On a cold winter night, you can often find me in front of the television with a bottle of baby oil and a tub of petroleum jelly at my feet. I slather myself, head to toe, in this very greasy and very disgusting combination so as to prevent the dry skin that threatens to drive me batty.

And then, while I continue to watch (trashy reality) television (or Grey's Anatomy) I stand around and wait for the goop to soak in a bit.

(Yes, I stand. I don't want to sit and risk getting grease all over everything.)

Now, if you were living with me and you were greasing yourself up like you were about to commit suicide in a deep fryer? I'd never let you hear the end of it. I'd also give you a really awesome nickname. I would call you Slick.

That's why I'm glad that I live alone. If I lived with someone, be it romantically or in a roommate situation, they would make fun of my daily greasing. Because I attract sarcastic assholes such as myself.

There are many other benefits to living the lonely life.

-I don't worry about bills being paid late, because I pay all of them.
-I leave piles of dirty clothes on the floor if I'm in a hurry and I don't have to feel guilty for making someone else look at my filth.
-I don't worry about there being enough groceries in the house, because I know that there's something I like in the cupboards.
-I dump my hockey bag in the middle of the floor when I feel like it.
-I don't have to sort the mail.
-There isn't anyone to do my laundry wrong.
-I can watch the same episode of The Hills three times without anyone questioning my mental health.
-I wear asinine ensembles to bed without a second thought.
-I can eat what I want, whenever I want. I don't share my food. I don't cook for anyone else.
-If I am feeling like a neat freak, my apartment will definitely be spotlessly clean and all (one) of the beds will be made.
-Nobody touches my shit.

Oh my God.

I just realized that I'm a control freak.

Damn. Maybe that's my problem.

3 comments:

Amy said...

oh, you forgot some other wonderful highlights to being single. I never have to compromise. Want to eat out? Stay in? Movie? DVD? all my choice. Every.single.time. Cereal for dinner six nights in a row? Groovy. Do I want to rearrange the living room, do I want to put the couch in front of the patio door? OKAY! I picked out my own two cats, and my own dog.
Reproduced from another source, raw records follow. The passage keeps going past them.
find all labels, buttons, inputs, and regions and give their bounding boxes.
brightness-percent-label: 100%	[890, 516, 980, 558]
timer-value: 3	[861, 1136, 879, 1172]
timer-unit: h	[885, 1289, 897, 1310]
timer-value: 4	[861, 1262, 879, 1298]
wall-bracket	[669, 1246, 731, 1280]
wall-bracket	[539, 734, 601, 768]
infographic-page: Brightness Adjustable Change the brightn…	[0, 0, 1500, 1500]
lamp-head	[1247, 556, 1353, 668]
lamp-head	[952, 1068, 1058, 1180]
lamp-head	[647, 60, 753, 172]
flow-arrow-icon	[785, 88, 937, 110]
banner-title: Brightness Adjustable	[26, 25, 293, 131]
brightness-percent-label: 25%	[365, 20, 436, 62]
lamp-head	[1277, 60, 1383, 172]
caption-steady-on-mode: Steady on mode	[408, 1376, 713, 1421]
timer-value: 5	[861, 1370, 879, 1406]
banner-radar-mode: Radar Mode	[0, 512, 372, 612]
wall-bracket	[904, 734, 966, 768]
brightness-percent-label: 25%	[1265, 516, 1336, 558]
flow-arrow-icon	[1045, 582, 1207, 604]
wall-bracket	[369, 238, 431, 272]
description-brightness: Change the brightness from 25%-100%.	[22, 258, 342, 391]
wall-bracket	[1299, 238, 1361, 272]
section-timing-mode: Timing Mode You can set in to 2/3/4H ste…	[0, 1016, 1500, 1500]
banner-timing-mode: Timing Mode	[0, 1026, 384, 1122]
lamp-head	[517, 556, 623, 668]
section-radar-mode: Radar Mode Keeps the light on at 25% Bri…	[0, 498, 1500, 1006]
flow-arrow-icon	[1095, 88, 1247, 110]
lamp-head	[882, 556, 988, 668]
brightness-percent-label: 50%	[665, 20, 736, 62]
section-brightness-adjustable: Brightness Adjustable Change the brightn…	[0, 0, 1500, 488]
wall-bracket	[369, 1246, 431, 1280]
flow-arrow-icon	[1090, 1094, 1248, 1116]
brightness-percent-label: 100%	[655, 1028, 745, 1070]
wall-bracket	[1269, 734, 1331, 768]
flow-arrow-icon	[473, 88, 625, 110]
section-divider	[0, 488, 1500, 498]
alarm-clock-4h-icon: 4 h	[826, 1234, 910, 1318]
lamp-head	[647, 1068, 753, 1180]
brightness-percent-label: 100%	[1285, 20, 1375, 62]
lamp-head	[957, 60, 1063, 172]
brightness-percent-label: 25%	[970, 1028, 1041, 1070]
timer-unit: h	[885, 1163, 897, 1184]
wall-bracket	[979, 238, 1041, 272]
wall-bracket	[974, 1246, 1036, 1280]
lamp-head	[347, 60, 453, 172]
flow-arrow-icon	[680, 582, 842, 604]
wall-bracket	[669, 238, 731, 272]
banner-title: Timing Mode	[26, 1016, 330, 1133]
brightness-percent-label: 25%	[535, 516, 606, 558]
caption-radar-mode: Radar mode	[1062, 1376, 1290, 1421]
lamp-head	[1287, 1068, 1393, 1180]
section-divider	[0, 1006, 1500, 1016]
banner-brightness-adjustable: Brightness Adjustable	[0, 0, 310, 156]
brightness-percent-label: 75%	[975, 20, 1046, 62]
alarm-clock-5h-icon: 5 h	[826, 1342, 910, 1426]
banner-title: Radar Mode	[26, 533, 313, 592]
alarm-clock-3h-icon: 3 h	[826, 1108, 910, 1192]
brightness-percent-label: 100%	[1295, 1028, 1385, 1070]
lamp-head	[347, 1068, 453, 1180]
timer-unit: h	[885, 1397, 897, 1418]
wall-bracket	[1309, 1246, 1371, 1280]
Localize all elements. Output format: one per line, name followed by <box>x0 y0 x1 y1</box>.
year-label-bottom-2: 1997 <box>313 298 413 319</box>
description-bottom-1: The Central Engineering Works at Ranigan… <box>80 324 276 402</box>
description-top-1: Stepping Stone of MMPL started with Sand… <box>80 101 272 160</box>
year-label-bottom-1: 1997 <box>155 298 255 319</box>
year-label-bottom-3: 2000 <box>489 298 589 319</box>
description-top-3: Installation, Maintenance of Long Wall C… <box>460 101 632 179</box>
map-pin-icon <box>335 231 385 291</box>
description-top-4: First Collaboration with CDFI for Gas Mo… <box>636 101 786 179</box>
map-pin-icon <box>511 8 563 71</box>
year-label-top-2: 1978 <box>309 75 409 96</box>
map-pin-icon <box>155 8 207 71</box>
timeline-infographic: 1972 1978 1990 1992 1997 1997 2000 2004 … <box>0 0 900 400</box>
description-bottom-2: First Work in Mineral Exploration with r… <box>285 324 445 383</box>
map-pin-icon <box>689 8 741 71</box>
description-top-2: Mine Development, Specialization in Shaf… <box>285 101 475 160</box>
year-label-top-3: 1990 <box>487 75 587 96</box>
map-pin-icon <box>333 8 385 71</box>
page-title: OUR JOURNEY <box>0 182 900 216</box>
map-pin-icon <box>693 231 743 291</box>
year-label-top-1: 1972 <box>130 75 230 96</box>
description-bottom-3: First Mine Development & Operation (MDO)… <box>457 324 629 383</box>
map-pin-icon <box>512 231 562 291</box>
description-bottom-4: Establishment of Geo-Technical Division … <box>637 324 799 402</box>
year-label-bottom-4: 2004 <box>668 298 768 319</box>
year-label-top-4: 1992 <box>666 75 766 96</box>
No compromise on breed, temperment or color. It's all about ME!! (K, not to sound like I'm all that in to me, I would love to NOT be single at some point again, too, but I'll take the perks where I can find them!)

Laurie said...

Oh my. This means I am a control freak too. Somehow I manage to have a roommate and still have control. I must really have issues...

Paul Michael Peters said...

There is a huge job fair at Burton Manor Friday - just FYI if you were up for it.

I have lived alone for years and totally agree.